Track: Formulation and Delivery - Chemical - Formulation - Amorphous and Co-crystal Systems
Category: Late Breaking Poster Abstract
Impact of Storage Conditions on the Physical Stability of Indomethacin-PVP Amorphous Solid Dispersions
Purpose: Various storage conditions have a large impact on the stability of a drug product. In particular, the growth in popularity of amorphous solid dispersions (ASDs) has led to an increased importance of maintaining physical stability in ASDs by preventing recrystallization. The impact of drug loading and storage temperature relative to the glass transition temperature (Tg) has been explored for their relative importance as the cause for crystallization in ASDs. Methods: Indomethacin (IND) and polyvinylpyrrolidone (PVP) K12 ASDs were formulated at varying drug loadings (65 – 100% w/w) via cryomilling and melt-quenching. The Tg for each dispersion was measured using differential scanning calorimetry (DSC), and storage temperatures were then assigned (40 – 100°C) to probe the design space both above and below the glass transition. Samples were stored over desiccant (approximately 0% RH) and monitored for the onset of crystallization and change in hydrogen bonds using powder X-ray diffractometry (PXRD) and Fourier-transform infrared spectroscopy, respectively. Results: All dispersions were initially confirmed as amorphous using modulated DSC and initial PXRD scans. Higher drug loading with IND resulted in increasingly lower Tg values and a faster onset of crystallization at all storage temperatures. A loss of IND-PVP hydrogen bonds and an exponential dependence of crystallization onset time was noted as a function of drug loading for all temperatures. As the Tg was approached, an increase in the rate of subsequent crystallization was observed, along with a change in crystallization activation energy, possibly indicating a switch to diffusionless crystallization.
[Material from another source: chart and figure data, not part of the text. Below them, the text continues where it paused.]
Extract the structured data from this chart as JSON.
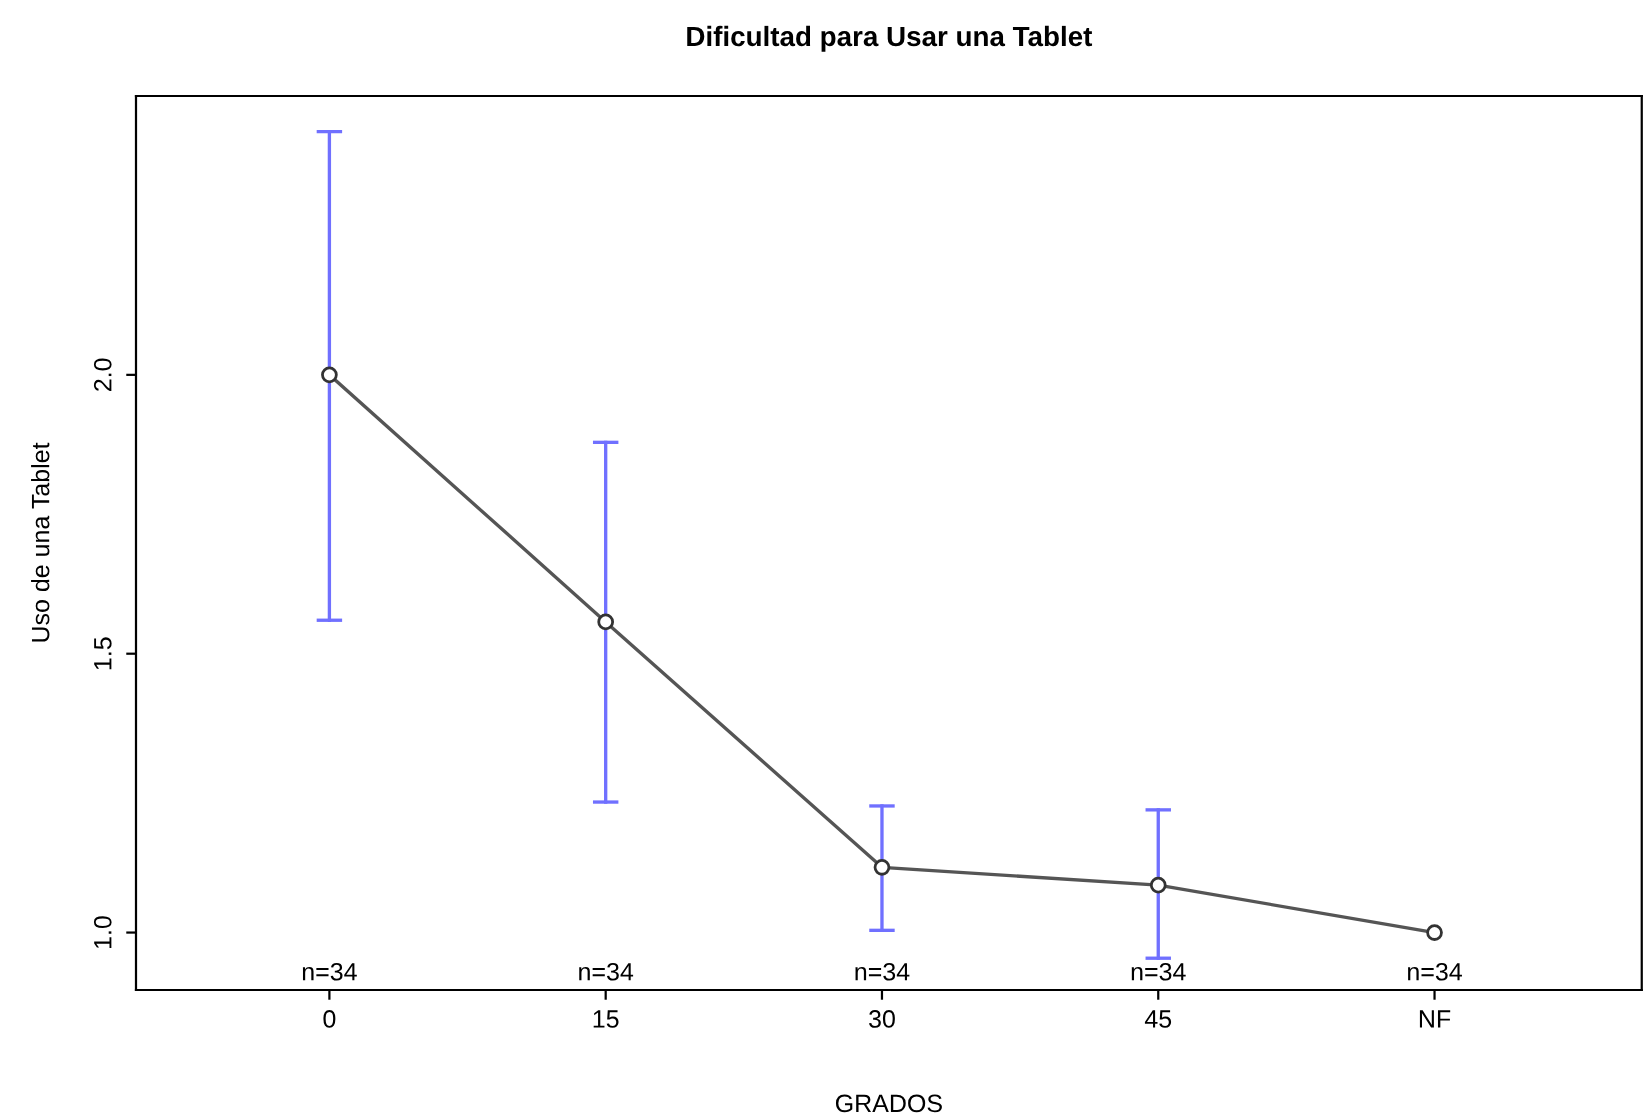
{
  "chart_data": {
    "type": "line",
    "title": "Dificultad para Usar una Tablet",
    "xlabel": "GRADOS",
    "ylabel": "Uso de una Tablet",
    "categories": [
      "0",
      "15",
      "30",
      "45",
      "NF"
    ],
    "series": [
      {
        "color": "#555555",
        "values": [
          2.0,
          1.557,
          1.117,
          1.085,
          1.0
        ],
        "errors": [
          [
            1.56,
            2.436
          ],
          [
            1.234,
            1.879
          ],
          [
            1.004,
            1.227
          ],
          [
            0.954,
            1.22
          ],
          null
        ]
      }
    ],
    "ylim": [
      0.897,
      2.5
    ],
    "yticks": [
      {
        "value": 1.0,
        "label": "1.0"
      },
      {
        "value": 1.5,
        "label": "1.5"
      },
      {
        "value": 2.0,
        "label": "2.0"
      }
    ],
    "marker": "circle",
    "grid": false,
    "legend": false,
    "annotations": [
      "n=34",
      "n=34",
      "n=34",
      "n=34",
      "n=34"
    ]
  }
}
Conclusion: Maintaining the stability of the amorphous drug component is critically important for successful pharmaceutical formulations. Increased drug loading and temperature provide a larger thermodynamic driving force for crystallization from which the onset time may be able to be predicted as a function of drug loading in IND-PVP ASDs. A better understanding of the causes of destabilization and their relative significance towards causing crystallization will help to make better informed decisions during formulation and storage.